至恩もまったく同意見だったので、深くうなずいた。
「なんていうか……嫌な夢を見たんだよね」
「……夢?」
瑛里奈に話せば更なる心配を呼ぶだろうが、コウならばそんなこともないだろう。
悪い夢は人に話すといいらしい。そんなことを昔聞いたな、と思い出しながら、至恩は口を開いた。
「うん。すごいリアルな夢でさ……駅前に、変な化け物がいてさ。それで、そいつが大量に人を食ってて、あたり一面血だらけで。デミとかなんとかっていう名前の化け物で。襲われて、殺されそうになって、でも女の人が、あの人が俺のかわりに──」
「至恩、やめろ」
一度口火を切れば、止まらなかった。必死に溜め込んでいたものがあふれて、胃が締め付けられて吐き気がする。

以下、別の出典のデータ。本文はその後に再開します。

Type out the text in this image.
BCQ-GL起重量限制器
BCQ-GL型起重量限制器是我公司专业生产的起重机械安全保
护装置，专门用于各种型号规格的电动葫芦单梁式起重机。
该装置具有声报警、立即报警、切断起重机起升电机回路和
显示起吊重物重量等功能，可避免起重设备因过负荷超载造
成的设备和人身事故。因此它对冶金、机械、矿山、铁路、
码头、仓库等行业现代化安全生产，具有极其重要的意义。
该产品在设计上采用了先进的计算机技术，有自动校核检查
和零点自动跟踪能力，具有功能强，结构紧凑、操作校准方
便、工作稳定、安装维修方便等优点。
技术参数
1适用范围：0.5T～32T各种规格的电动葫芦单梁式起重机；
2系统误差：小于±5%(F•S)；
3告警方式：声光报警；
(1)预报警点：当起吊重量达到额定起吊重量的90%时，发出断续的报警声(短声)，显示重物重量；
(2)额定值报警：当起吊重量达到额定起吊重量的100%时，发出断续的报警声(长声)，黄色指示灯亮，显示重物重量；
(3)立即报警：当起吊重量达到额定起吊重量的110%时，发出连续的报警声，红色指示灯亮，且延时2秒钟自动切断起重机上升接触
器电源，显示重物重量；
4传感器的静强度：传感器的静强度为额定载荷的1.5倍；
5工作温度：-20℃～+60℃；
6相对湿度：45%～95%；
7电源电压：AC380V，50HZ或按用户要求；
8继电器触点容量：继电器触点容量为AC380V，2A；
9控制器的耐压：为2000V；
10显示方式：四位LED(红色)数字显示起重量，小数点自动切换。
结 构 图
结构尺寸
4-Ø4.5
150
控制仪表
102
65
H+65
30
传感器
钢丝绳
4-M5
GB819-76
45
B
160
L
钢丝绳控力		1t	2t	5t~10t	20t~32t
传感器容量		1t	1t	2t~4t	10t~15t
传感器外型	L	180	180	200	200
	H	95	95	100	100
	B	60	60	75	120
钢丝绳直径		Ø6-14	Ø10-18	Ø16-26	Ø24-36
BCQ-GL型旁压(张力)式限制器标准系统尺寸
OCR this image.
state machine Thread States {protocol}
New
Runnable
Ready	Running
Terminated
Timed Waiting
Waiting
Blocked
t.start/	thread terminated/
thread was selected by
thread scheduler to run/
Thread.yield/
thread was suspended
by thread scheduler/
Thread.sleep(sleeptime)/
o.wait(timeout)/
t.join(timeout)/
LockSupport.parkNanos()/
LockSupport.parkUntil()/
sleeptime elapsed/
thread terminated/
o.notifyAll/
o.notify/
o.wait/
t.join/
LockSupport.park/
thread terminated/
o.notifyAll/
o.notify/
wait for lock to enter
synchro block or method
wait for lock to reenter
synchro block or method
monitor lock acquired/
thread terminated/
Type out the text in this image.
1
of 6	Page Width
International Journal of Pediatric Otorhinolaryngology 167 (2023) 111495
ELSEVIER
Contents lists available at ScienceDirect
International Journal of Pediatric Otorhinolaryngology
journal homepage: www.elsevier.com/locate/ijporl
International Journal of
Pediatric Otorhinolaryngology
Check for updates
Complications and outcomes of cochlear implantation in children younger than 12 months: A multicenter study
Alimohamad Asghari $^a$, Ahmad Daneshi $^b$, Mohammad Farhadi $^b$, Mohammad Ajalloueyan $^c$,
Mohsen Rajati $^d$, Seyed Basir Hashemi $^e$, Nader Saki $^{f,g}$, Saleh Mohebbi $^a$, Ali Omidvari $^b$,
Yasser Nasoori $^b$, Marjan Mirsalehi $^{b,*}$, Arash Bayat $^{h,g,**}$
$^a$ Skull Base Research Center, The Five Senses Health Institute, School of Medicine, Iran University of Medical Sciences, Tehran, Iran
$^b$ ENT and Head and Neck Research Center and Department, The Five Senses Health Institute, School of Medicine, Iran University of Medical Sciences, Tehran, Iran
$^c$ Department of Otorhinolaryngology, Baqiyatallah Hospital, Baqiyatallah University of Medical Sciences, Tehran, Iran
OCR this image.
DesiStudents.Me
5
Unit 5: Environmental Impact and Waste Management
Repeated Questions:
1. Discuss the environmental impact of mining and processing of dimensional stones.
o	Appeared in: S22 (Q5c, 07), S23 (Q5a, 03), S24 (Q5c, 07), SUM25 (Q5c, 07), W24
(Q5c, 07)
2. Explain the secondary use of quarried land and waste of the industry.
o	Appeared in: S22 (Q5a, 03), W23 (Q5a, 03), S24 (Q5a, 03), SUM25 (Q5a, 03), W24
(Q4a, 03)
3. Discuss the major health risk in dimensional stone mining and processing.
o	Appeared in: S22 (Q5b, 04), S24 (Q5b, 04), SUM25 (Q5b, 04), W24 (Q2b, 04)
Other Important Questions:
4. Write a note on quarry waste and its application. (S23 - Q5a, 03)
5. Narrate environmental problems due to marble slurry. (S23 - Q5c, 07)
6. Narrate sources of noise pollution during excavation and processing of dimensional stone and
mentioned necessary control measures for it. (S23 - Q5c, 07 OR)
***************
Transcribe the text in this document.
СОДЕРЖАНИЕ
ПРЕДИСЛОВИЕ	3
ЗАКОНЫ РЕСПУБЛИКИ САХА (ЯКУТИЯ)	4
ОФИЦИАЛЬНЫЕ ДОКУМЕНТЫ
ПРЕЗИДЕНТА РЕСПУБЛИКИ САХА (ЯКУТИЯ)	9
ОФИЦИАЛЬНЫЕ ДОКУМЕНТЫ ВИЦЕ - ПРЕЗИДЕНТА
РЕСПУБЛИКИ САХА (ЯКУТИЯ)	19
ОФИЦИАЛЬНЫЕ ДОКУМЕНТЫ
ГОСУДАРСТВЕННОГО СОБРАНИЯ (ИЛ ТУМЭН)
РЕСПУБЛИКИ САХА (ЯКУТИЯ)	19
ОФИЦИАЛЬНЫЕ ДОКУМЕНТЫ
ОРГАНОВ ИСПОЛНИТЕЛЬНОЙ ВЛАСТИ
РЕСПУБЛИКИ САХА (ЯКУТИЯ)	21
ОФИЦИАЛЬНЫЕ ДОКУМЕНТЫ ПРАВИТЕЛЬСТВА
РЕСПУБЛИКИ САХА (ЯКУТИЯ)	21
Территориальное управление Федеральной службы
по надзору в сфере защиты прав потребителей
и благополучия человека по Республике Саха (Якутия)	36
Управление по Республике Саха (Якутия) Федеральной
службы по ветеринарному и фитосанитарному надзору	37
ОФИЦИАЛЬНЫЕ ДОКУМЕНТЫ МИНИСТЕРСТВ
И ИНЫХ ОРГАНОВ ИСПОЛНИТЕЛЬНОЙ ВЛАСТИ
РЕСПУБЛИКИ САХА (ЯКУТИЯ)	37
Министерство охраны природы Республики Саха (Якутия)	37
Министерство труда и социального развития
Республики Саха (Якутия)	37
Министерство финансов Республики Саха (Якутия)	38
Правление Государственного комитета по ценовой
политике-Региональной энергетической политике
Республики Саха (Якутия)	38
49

コウの顔が、こわばる。ただでさえ険のある顔にしわが寄り、茶色の瞳孔がきゅっとすぼまる。
その表情に、どこか見覚えがあると至恩は記憶を探り出して、思い出にピントを合わせるようにゆっくりとまばたきをした。
「ただの夢だ。忘れろ。で、今日は真っ直ぐ帰ってはやく寝ろ。いいな」
それは幼いころ、同級生に笑いながら教科書を捨てられ、服を切られた至恩を見つけた瞬間の、コウの顔だ。
そのときと、同じ顔をしている。怒っている。
「コウ、ちゃん」
今まで聞いたことがないほどドスのきいた声に、洪水のようにあふれだした恐怖が、ぴたりとせき止められた。
有無を言わさない表情で言われ、よくわからず頷く至恩に、コウは少しだけ口の端で笑った。
それから、ひ弱なんだからちゃんと栄養とっとけ、と食いかけのコロッケパンをぶっきらぼうに押し付けられた。